The sponsor periodically calls depositRent(amount) which adds to the rentalPoolAvailable. Investors then call claimYield:

export circuit claimYield(
  propertyId: Bytes<32>, cycle: Bytes<32>, amount: Uint<64>
): Boolean {
    const sk = localSecretKey();
    const commit = ownershipCommit(sk, propertyId);
    const path = findOwnershipPath(commit);
    assert(
        ownershipCommitments.checkRoot(disclose(merkleTreePathRoot<10, Bytes<32>>(path))),
        "Not an owner of this property"
    );
    const nul = yieldNullifier(sk, propertyId, cycle);
    assert(!yieldClaimNullifiers.member(disclose(nul)), "Yield already claimed this cycle");
    assert(rentalPoolAvailable >= amount, "Insufficient rental pool");
    yieldClaimNullifiers.insert(disclose(nul));
    rentalPoolAvailable = (rentalPoolAvailable - amount) as Uint<64>;
    totalYieldClaims.increment(1);
    return disclose(true);
}

Two assertions matter:

  • checkRoot(...) proves ownership.
  • !usedNullifiers.member(nul) blocks double-claims for the same (investor, property, cycle).

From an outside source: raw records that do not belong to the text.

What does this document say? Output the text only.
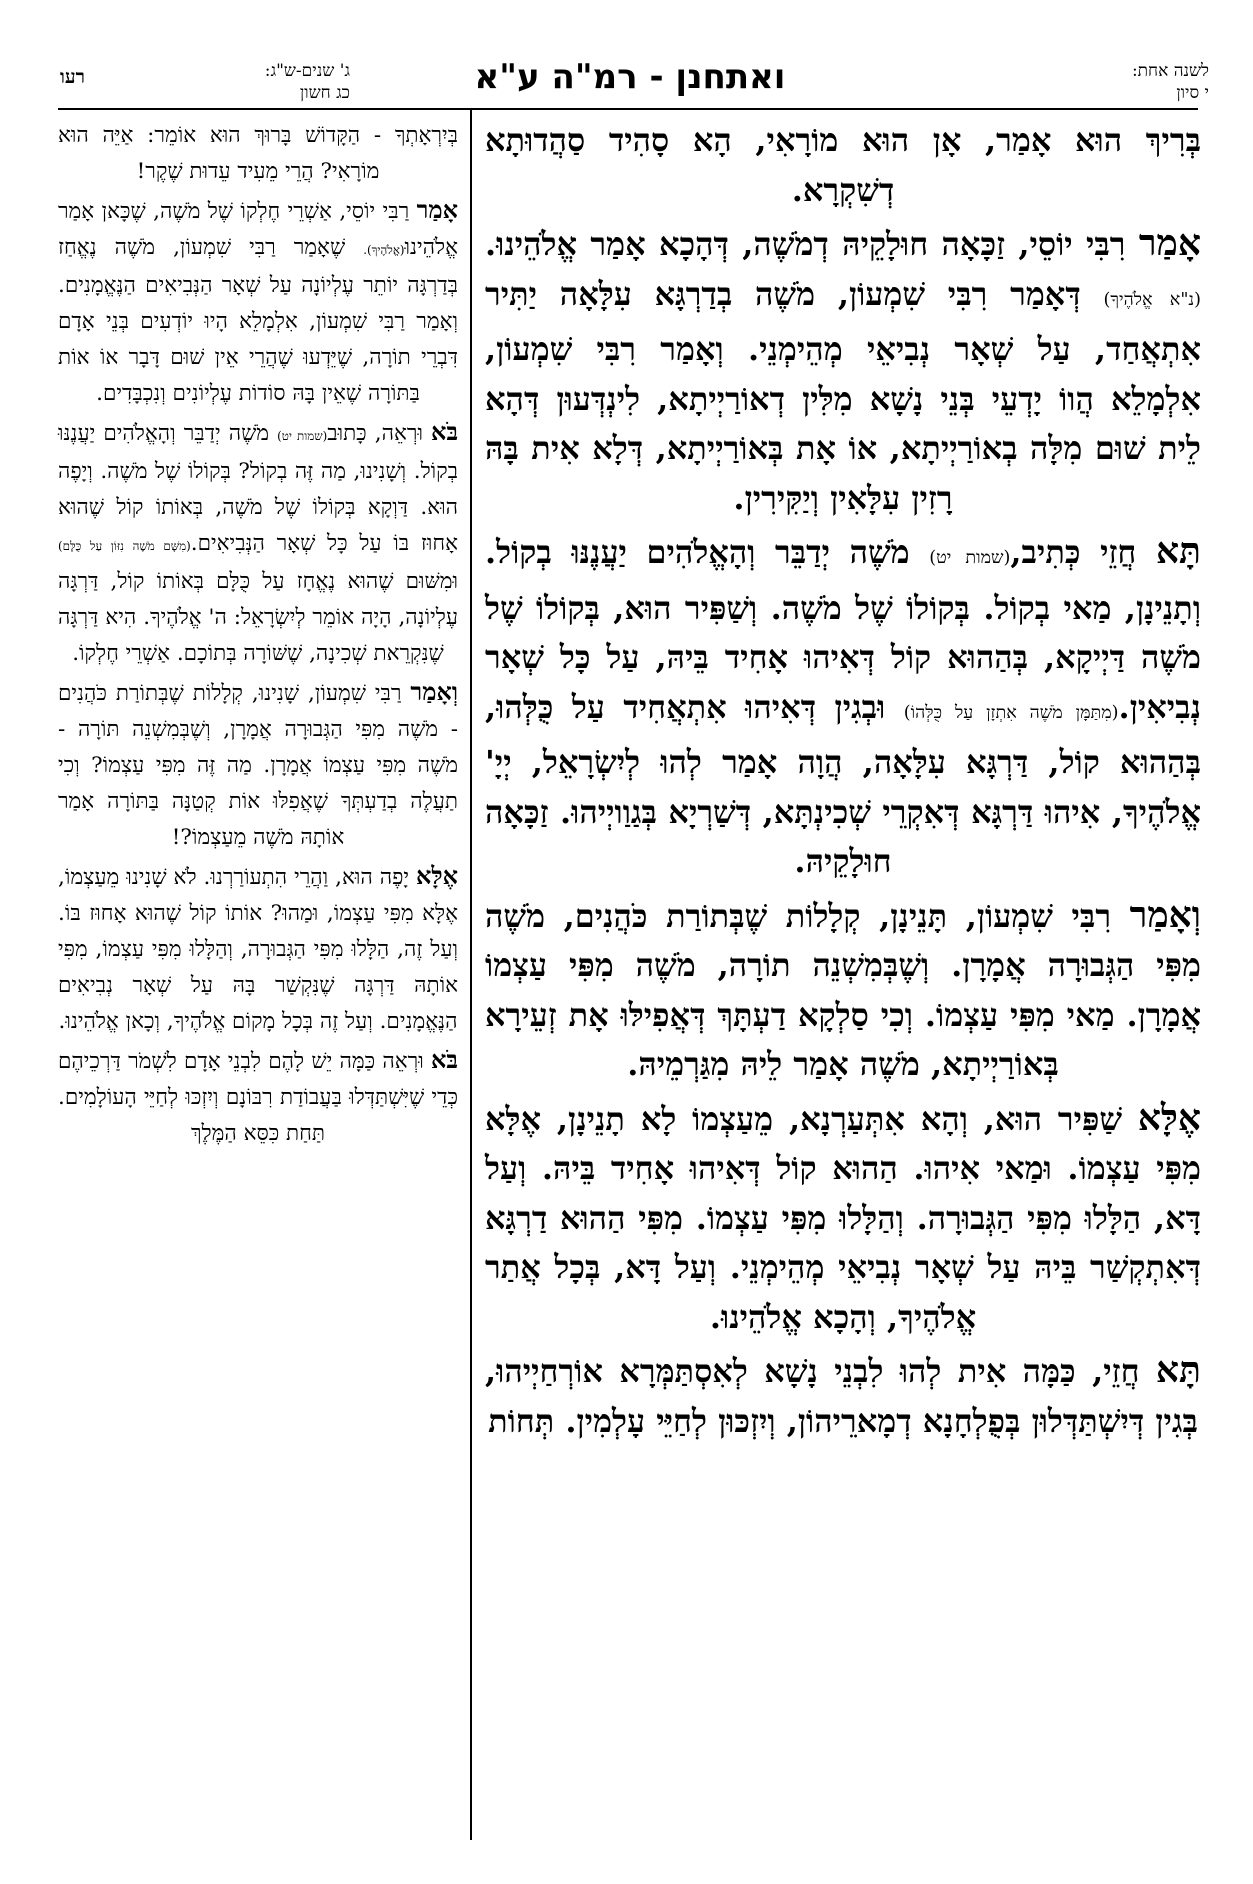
לשנה אחת:
י סיון
ואתחנן - רמ"ה ע"א
ג' שנים-ש"ג:
כג חשון
רעו

בְּרִיךְ הוּא אָמַר, אָן הוּא מוֹרָאִי, הָא סָהִיד סַהֲדוּתָא דְשִׁקְרָא.

אָמַר רִבִּי יוֹסֵי, זַכָּאָה חוּלָקֵיהּ דְמֹשֶׁה, דְּהָכָא אָמַר אֱלֹהֵינוּ.(נ"א אֱלֹהֶיךָ) דְּאָמַר רִבִּי שִׁמְעוֹן, מֹשֶׁה בְדַרְגָּא עִלָּאָה יַתִּיר אִתְאֲחַד, עַל שְׁאָר נְבִיאֵי מְהֵימְנֵי. וְאָמַר רִבִּי שִׁמְעוֹן, אִלְמָלֵא הֲווֹ יָדְעֵי בְּנֵי נָשָׁא מִלִּין דְאוֹרַיְיתָא, לִינְדְּעוּן דְּהָא לֵית שׁוּם מִלָּה בְאוֹרַיְיתָא, אוֹ אָת בְּאוֹרַיְיתָא, דְּלָא אִית בָּהּ רָזִין עִלָּאִין וְיַקִּירִין.

תָּא חֲזֵי כְּתִיב,(שמות יט) מֹשֶׁה יְדַבֵּר וְהָאֱלֹהִים יַעֲנֶנּוּ בְקוֹל. וְתָנֵינָן, מַאי בְקוֹל. בְּקוֹלוֹ שֶׁל מֹשֶׁה. וְשַׁפִּיר הוּא, בְּקוֹלוֹ שֶׁל מֹשֶׁה דַּיְיקָא, בְּהַהוּא קוֹל דְּאִיהוּ אָחִיד בֵּיהּ, עַל כָּל שְׁאָר נְבִיאִין.(מִתַּמָּן מֹשֶׁה אִתְזָן עַל כֻּלְּהוֹ) וּבְגִין דְּאִיהוּ אִתְאֲחִיד עַל כֻּלְּהוּ, בְּהַהוּא קוֹל, דַּרְגָּא עִלָּאָה, הֲוָה אָמַר לְהוּ לְיִשְׂרָאֵל, יְיָ' אֱלֹהֶיךָ, אִיהוּ דַּרְגָּא דְּאִקְרֵי שְׁכִינְתָּא, דְּשַׁרְיָא בְּגַוַויְיהוּ. זַכָּאָה חוּלָקֵיהּ.

וְאָמַר רִבִּי שִׁמְעוֹן, תָּנֵינָן, קְלָלוֹת שֶׁבְּתוֹרַת כֹּהֲנִים, מֹשֶׁה מִפִּי הַגְּבוּרָה אֲמָרָן. וְשֶׁבְּמִשְׁנֵה תוֹרָה, מֹשֶׁה מִפִּי עַצְמוֹ אֲמָרָן. מַאי מִפִּי עַצְמוֹ. וְכִי סַלְקָא דַעְתָּךְ דְּאֲפִילּוּ אָת זְעֵירָא בְּאוֹרַיְיתָא, מֹשֶׁה אָמַר לֵיהּ מִגַּרְמֵיהּ.

אֶלָּא שַׁפִּיר הוּא, וְהָא אִתְּעַרְנָא, מֵעַצְמוֹ לָא תָנֵינָן, אֶלָּא מִפִּי עַצְמוֹ. וּמַאי אִיהוּ. הַהוּא קוֹל דְּאִיהוּ אָחִיד בֵּיהּ. וְעַל דָּא, הַלָּלוּ מִפִּי הַגְּבוּרָה. וְהַלָּלוּ מִפִּי עַצְמוֹ. מִפִּי הַהוּא דַרְגָּא דְּאִתְקְשַׁר בֵּיהּ עַל שְׁאָר נְבִיאֵי מְהֵימְנֵי. וְעַל דָּא, בְּכָל אֲתַר אֱלֹהֶיךָ, וְהָכָא אֱלֹהֵינוּ.

תָּא חֲזֵי, כַּמָּה אִית לְהוּ לִבְנֵי נָשָׁא לְאִסְתַּמְּרָא אוֹרְחַיְיהוּ, בְּגִין דְּיִשְׁתַּדְּלוּן בְּפֻלְחָנָא דְמָארֵיהוֹן, וְיִזְכּוּן לְחַיֵּי עָלְמִין. תְּחוֹת

בְּיִרְאָתְךָ - הַקָּדוֹשׁ בָּרוּךְ הוּא אוֹמֵר: אַיֵּה הוּא מוֹרָאִי? הֲרֵי מֵעִיד עֵדוּת שֶׁקֶר!

אָמַר רַבִּי יוֹסֵי, אַשְׁרֵי חֶלְקוֹ שֶׁל מֹשֶׁה, שֶׁכָּאן אָמַר אֱלֹהֵינוּ(אֱלֹהֶיךָ). שֶׁאָמַר רַבִּי שִׁמְעוֹן, מֹשֶׁה נֶאֱחַז בְּדַרְגָּה יוֹתֵר עֶלְיוֹנָה עַל שְׁאָר הַנְּבִיאִים הַנֶּאֱמָנִים. וְאָמַר רַבִּי שִׁמְעוֹן, אִלְמָלֵא הָיוּ יוֹדְעִים בְּנֵי אָדָם דִּבְרֵי תוֹרָה, שֶׁיֵּדְעוּ שֶׁהֲרֵי אֵין שׁוּם דָּבָר אוֹ אוֹת בַּתּוֹרָה שֶׁאֵין בָּהּ סוֹדוֹת עֶלְיוֹנִים וְנִכְבָּדִים.

בֹּא וּרְאֵה, כָּתוּב(שמות יט) מֹשֶׁה יְדַבֵּר וְהָאֱלֹהִים יַעֲנֶנּוּ בְקוֹל. וְשָׁנִינוּ, מַה זֶּה בְקוֹל? בְּקוֹלוֹ שֶׁל מֹשֶׁה. וְיָפֶה הוּא. דַּוְקָא בְּקוֹלוֹ שֶׁל מֹשֶׁה, בְּאוֹתוֹ קוֹל שֶׁהוּא אָחוּז בּוֹ עַל כָּל שְׁאָר הַנְּבִיאִים.(מִשָּׁם מֹשֶׁה נִזּוֹן עַל כֻּלָּם) וּמִשּׁוּם שֶׁהוּא נֶאֱחָז עַל כֻּלָּם בְּאוֹתוֹ קוֹל, דַּרְגָּה עֶלְיוֹנָה, הָיָה אוֹמֵר לְיִשְׂרָאֵל: ה' אֱלֹהֶיךָ. הִיא דַּרְגָּה שֶׁנִּקְרֵאת שְׁכִינָה, שֶׁשּׁוֹרָה בְּתוֹכָם. אַשְׁרֵי חֶלְקוֹ.

וְאָמַר רַבִּי שִׁמְעוֹן, שָׁנִינוּ, קְלָלוֹת שֶׁבְּתוֹרַת כֹּהֲנִים - מֹשֶׁה מִפִּי הַגְּבוּרָה אֲמָרָן, וְשֶׁבְּמִשְׁנֵה תּוֹרָה - מֹשֶׁה מִפִּי עַצְמוֹ אֲמָרָן. מַה זֶּה מִפִּי עַצְמוֹ? וְכִי תַעֲלֶה בְדַעְתְּךָ שֶׁאֲפִלּוּ אוֹת קְטַנָּה בַּתּוֹרָה אָמַר אוֹתָהּ מֹשֶׁה מֵעַצְמוֹ?!

אֶלָּא יָפֶה הוּא, וַהֲרֵי הִתְעוֹרַרְנוּ. לֹא שָׁנִינוּ מֵעַצְמוֹ, אֶלָּא מִפִּי עַצְמוֹ, וּמַהוּ? אוֹתוֹ קוֹל שֶׁהוּא אָחוּז בּוֹ. וְעַל זֶה, הַלָּלוּ מִפִּי הַגְּבוּרָה, וְהַלָּלוּ מִפִּי עַצְמוֹ, מִפִּי אוֹתָהּ דַּרְגָּה שֶׁנִּקְשַׁר בָּהּ עַל שְׁאָר נְבִיאִים הַנֶּאֱמָנִים. וְעַל זֶה בְּכָל מָקוֹם אֱלֹהֶיךָ, וְכָאן אֱלֹהֵינוּ.

בֹּא וּרְאֵה כַּמָּה יֵשׁ לָהֶם לִבְנֵי אָדָם לִשְׁמֹר דַּרְכֵיהֶם כְּדֵי שֶׁיִּשְׁתַּדְּלוּ בַּעֲבוֹדַת רִבּוֹנָם וְיִזְכּוּ לְחַיֵּי הָעוֹלָמִים. תַּחַת כִּסֵּא הַמֶּלֶךְ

The chain learns: someone who owns this property has claimed amount for this cycle. It never learns who.

Front-end wallet integration

Connection follows the same pattern as the reference fullstack-dapp:

const wallets = getCompatibleWallets();           // discover injected wallets
setWallet(selected);                              // remember the selection
const connectedApi = await wallet.connect('preprod');
const addresses = await connectedApi.getShieldedAddresses();

The Zustand store in src/hooks/useWallet.ts keeps connectedApi, addresses, and balances reactive across pages.

Reading aggregate state

Anyone — including unauthenticated users — can query the indexer to get aggregate stats:

const provider = indexerPublicDataProvider(INDEXER_HTTP, INDEXER_WS);
const state = await provider.queryContractState(contractAddress);
const ledger = contractModule.ledger(state.data);
// ledger.totalShares          → bigint
// ledger.totalYieldClaims     → bigint
// ledger.rentalPoolAvailable  → bigint

These are perfect for a public marketing page: “12 properties, $4.2M rental pool, 318 anonymous holders” — no individual holdings disclosed.

What this unlocks

  • Family offices can hold real-estate exposure without their portfolio leaking to LPs, prime brokers, or the chain.
  • REIT issuers can demonstrate compliance (every payout went to a verified holder) without surrendering shareholder lists.
  • Auditors can verify aggregate flows match deposits and that no nullifier was reused.

Troubleshooting

  • Wallet not detected → install Lace or 1AM, refresh.
  • Tx failing → make sure your wallet has tDUST and the proof server is running on :6300.
  • Not an owner of this property → the sponsor hasn’t issued you a share yet, or you’re computing the commitment with a different password.
  • Yield already claimed this cycle → the nullifier check is doing its job.